Pendidikan, Politik dan Jurnalistik
Tak dapat dipungkiri bahwa tiga aspek tersebut merupakan
aspek penting di negara kita. Memperbaiki kualitas pendidikan adalah upaya
terbaik untuk mencerdaskan anak bangsa. Sebagai negara demokrasi yang menuntut
seluruh rakyatnya untuk turut serta mengawasi dan berkontribusi dalam
pemerintahan merupakan wujud pentingnya politik. Dunia jurnalistik yang
berkaitan erat dengan literasi juga merupakan keahlian tak kalah penting dari aspek
lainnya, menyampaikan aspirasi dan pengetahuan tidak akan mudah sampai kepada
orang lain jika tak menguasai jurnalistik dengan baik. Roehana Koedoes, Rahmah
El Yunusiyah, dan Rasuna Said merupakan tiga srikandi asal Minang yang
menggeluti tiga aspek penting tersebut demi mewujudkan emansipasi wanita
khususnya di tanah Minangkabau.
Roehana Koedoes
Ilustrasi: Roehana Koedoes
Beliau adalah wartawan wanita pertama Indonesia yang lahir
di Kota Gadang, Kabupaten Agam, pada 20 Desember 1884 ditetapkan sebagai
pahlawan nasional oleh presiden kita Joko Widodo pada Jumat (08/11/2019).

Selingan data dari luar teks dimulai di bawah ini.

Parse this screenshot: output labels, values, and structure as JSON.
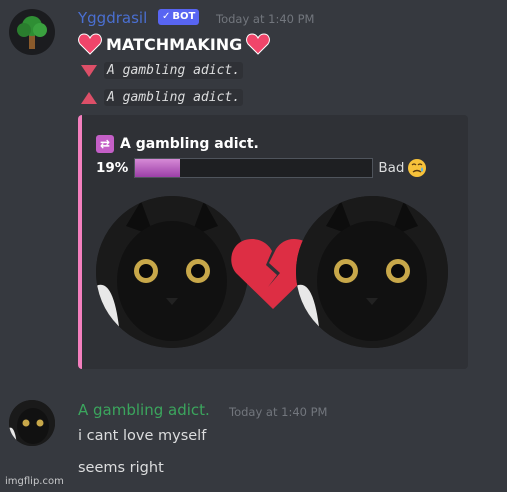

Roehana yang meskipun tidak pernah mengenyam pendidikan formal akan tetapi
tumbuh dari keluarga moderat yang gemar membaca sehingga buku merupakan hal
yang lekat pada diri Roehana, di usianya yang lima tahun Roehana mampu membaca
tulisan Latin, Arab dan Arab Melayu dan mampu menulis serta menguasai Bahasa
Belanda di usia delapan tahun. Kepedulian Roehana terhadap nasib pribumi putri
yang tidak dapat belajar di sekolah mendorongnya untuk mendirikan Sekolah
Kerajinan Amai Setia (KAS) di Kota Gadang pada 11 Februari 1911. Sekolah ini
mengajarkan ketrampilan dan keahlian untuk wanita dan merupakan tindak lanjut
dari dideklarasikannya Perkumpulan Perempuan Kerajinan Amai Setia yang dipimpin
lansung oleh Roehana.
Akan tetapi mendirikan sekolah saja tak cukup bagi Roehana,
ia ingin melebarkan sayapnya lebih jauh untuk mencerdaskan lebih banyak pribumi
putri di daerah lainnya, Roehana mengirimkan surat kepada Datuk Sutan
Maharadja, pimpinan redaksi Oetoesan Melajoe, di Padang. Roehana
menyampaikan keinginannya agar wanita diberi kesempatan yang sama seperti
lelaki untuk mendapat Pendidikan, ia juga mengusulkan agar ada ruang khusus
tulisan wanita di Oetoesan Melayu. Membaca surat dari wanita cerdas itu
membuat Datuk Sutan Maharadja tersentuh dan mengabulkan permintaan Roehana,
bukan hanya memberi ruang tulisan untuk wanita, bahkan Datuk Sutan Maharadja
menerbitkan surat kabar khusus untuk wanita yang bernama “Soenting Melajoe” dan
menjadikan Roehana sebagai pimpinan redaksi.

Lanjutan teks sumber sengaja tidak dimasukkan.